On October 26 at around 7 a.m., Guss Hutt found the boy in the water off the country's North Island while fishing. Matata is a local coastal town located in the North Island and is about 15 miles to the northwest of Whakatane.
"As he floated past I thought he was just a doll," Hutt told the New Zealand Herald Monday.
"His face looked just like porcelain with his short hair wetted down, but then… he let out a little squeak, and I thought, 'Oh God this is a baby and it's alive.'"
The 18-month-old child had reportedly escaped from his family's tent at Murphy's Holiday Camp earlier that day by pulling the zip up on the tent while his parents were asleep. He reportedly crawled underneath the flap before heading to the beach. The parents didn't realize their child was missing until they were awoken by the camp managers at Matata Beach informing them that their son had been found floating in the sea.

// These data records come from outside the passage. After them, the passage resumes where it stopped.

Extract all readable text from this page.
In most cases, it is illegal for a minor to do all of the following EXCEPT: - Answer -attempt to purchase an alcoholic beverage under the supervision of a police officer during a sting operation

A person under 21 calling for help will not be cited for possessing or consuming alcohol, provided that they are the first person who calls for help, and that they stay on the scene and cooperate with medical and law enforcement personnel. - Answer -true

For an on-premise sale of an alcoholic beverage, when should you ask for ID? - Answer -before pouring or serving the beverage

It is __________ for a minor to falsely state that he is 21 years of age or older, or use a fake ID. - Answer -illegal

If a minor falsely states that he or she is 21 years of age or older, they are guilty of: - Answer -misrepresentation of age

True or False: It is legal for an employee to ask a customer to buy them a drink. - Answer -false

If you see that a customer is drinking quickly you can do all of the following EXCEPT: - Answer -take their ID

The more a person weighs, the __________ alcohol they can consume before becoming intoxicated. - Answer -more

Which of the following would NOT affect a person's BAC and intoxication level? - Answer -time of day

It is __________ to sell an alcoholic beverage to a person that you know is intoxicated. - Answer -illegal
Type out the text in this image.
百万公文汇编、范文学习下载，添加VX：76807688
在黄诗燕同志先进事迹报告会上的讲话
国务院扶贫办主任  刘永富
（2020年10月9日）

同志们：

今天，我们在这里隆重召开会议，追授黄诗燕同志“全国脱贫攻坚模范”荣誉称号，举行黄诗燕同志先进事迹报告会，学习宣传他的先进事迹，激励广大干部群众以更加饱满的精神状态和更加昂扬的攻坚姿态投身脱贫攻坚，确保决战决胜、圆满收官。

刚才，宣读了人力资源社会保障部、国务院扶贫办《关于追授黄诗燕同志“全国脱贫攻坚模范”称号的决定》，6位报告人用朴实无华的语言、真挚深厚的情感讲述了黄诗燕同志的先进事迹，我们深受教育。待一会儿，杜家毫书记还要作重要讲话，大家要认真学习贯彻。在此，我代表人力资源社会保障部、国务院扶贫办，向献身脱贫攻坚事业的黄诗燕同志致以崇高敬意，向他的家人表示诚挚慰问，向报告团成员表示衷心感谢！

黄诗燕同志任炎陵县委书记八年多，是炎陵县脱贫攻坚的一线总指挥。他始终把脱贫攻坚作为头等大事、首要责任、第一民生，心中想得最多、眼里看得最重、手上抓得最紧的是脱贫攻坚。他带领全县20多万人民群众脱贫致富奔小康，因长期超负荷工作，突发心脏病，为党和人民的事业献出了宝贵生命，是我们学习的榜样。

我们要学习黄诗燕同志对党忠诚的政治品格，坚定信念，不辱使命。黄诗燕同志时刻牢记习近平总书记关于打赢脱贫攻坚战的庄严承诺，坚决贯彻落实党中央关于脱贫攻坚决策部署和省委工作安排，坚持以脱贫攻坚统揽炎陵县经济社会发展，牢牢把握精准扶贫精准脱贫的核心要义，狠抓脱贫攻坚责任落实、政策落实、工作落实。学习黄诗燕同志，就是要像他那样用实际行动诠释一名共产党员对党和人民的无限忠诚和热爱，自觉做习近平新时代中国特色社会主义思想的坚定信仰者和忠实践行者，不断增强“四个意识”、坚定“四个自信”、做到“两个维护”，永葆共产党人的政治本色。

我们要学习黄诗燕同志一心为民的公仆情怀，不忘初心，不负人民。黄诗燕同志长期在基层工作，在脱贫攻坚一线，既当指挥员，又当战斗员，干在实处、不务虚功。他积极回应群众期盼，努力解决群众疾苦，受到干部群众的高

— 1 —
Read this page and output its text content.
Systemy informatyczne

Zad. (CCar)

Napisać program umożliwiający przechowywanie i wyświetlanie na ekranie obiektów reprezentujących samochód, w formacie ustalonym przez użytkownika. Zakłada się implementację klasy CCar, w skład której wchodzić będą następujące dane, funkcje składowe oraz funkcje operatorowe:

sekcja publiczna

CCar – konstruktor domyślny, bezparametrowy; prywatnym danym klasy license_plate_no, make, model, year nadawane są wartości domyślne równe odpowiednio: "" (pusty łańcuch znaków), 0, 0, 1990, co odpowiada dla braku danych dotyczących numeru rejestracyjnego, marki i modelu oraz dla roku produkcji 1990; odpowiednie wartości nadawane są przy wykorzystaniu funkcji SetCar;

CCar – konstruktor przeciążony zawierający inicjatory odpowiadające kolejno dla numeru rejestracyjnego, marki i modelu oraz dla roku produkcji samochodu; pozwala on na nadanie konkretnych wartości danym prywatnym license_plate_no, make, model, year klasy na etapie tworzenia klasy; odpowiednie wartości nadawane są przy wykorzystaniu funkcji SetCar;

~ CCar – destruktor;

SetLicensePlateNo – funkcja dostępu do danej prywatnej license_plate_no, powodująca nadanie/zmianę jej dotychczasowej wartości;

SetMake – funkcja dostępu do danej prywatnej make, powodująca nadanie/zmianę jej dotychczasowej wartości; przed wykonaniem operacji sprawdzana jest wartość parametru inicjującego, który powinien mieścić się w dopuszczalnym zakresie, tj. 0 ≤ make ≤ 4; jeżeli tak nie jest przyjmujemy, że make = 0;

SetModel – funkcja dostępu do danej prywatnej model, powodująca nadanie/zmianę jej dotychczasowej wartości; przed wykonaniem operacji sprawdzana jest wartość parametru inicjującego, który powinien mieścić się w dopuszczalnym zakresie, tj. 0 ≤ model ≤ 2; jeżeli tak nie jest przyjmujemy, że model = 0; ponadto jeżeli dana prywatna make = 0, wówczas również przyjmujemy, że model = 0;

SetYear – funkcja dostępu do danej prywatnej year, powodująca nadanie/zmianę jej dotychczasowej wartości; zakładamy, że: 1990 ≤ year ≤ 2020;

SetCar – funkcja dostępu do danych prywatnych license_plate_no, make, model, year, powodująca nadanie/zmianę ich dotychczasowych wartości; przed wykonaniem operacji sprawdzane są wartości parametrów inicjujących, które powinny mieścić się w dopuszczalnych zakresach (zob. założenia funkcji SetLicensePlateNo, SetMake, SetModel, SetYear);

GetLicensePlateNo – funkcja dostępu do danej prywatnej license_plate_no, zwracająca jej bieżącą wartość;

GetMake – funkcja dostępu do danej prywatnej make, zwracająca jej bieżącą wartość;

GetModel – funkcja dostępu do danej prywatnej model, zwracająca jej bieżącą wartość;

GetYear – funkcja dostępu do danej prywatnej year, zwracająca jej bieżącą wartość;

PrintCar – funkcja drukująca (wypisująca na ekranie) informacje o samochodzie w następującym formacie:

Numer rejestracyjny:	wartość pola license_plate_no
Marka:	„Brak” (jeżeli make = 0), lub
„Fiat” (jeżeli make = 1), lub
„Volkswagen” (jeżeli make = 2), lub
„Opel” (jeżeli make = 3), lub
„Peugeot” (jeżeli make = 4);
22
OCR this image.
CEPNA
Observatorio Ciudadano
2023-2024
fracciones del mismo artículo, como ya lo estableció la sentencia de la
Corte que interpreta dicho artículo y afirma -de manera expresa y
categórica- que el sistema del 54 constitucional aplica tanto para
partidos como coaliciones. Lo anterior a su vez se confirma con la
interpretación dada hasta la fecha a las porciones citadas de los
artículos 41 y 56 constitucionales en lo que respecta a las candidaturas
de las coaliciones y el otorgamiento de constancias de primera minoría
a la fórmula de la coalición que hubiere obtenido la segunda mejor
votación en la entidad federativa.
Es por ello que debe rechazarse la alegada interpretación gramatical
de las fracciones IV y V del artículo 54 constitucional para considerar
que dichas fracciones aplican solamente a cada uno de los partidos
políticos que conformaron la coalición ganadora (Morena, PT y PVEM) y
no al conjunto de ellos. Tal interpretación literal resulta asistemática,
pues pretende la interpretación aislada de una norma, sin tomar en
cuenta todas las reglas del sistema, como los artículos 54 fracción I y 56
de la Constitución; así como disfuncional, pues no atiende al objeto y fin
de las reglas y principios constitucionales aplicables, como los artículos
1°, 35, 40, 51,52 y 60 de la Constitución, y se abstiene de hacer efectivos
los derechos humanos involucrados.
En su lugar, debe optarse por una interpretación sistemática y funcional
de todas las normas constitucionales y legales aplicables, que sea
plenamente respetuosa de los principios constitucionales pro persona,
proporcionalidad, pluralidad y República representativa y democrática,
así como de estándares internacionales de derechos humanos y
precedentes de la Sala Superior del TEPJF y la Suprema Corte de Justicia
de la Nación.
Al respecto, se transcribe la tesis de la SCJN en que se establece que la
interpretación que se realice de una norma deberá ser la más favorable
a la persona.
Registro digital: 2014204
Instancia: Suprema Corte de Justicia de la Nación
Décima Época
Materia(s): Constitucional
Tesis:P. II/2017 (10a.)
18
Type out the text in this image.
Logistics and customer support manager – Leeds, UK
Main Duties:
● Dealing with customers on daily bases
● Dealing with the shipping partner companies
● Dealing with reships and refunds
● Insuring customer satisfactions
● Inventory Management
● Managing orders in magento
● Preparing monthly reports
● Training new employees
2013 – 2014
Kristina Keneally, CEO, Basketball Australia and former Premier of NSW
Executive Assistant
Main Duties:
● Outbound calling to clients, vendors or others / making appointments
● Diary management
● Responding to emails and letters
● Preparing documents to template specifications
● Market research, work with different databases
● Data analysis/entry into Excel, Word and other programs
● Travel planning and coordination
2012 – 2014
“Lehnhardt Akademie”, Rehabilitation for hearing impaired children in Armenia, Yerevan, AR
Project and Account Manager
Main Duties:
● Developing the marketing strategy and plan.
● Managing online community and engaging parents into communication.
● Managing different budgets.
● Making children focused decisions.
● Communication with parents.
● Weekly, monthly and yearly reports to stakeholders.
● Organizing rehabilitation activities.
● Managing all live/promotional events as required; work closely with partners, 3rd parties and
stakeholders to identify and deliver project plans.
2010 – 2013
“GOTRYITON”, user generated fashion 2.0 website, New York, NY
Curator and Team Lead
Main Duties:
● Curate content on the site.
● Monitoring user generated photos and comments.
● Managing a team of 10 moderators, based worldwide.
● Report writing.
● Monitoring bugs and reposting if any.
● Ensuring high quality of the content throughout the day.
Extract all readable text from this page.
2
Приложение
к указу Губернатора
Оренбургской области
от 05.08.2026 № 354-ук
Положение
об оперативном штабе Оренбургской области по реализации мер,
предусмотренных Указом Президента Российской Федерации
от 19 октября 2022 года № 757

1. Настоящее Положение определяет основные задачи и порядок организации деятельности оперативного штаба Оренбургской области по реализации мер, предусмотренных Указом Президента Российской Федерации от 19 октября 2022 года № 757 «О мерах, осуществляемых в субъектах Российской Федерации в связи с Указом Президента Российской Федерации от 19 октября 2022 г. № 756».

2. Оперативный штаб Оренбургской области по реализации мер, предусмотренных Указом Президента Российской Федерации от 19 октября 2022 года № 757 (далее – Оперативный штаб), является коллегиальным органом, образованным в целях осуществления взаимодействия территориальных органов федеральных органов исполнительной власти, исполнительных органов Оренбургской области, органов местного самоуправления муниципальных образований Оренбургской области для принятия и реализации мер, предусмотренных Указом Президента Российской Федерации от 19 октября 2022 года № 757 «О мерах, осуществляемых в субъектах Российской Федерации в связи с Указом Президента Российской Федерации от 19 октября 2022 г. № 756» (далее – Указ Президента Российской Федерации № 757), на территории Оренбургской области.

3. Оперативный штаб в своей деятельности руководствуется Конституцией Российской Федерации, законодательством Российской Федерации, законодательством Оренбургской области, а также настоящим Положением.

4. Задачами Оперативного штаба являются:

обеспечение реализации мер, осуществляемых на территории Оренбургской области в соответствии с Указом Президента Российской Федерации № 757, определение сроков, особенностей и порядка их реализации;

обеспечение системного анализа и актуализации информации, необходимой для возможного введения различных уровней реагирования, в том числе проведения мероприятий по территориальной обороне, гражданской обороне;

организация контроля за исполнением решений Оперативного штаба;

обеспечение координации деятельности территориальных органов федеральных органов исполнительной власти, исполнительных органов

"He was floating at a steady pace with a rip in the water. If I hadn't been there, or if I had just been a minute later, I wouldn't have seen him," Hutt told the New Zealand Herald.
"He was bloody lucky, but he just wasn't meant to go; it wasn't his time."
According to a spokesperson from the Whakatane Police Department, the child was "quickly removed from the water by the informant at the scene and began breathing again."
He was treated by emergency services with the Matata Volunteer Fire Brigade for 15 minutes before being transferred to Whakatāne Hospital "for a checkup in a moderate condition." Although not explicitly stated, the child was most likely floating unconsciously in the water for at least part of the time.
Hutt's wife, Sue, tracked down the boy's parents after the holiday camp managers informed her that they were the only ones at the campsite with a baby.
According to Jessica Whyte, the toddler's mother, who also spoke to the New Zealand Herald, she was awoken around 7:30 a.m. with the news that her son had been floating in the sea and said it was "horrible in between hearing that and seeing him."
"I don't think my heart [beat] from hearing that to seeing him. I don't think my heart worked," she told the news agency.
"Apparently the baby had been very excited to be on the beach. It was the couple's first night staying here. It's the first time they've been here," Rebecca Salter, the co-owner of Murphy's Holiday Camp, recently told BBC.
"It came as a shock to everyone. It was a very, very lucky result… it could have been a very tragic incident," Salter added. "It's a freakish miracle."
Salter did not immediately respond to Sputnik's request for comment.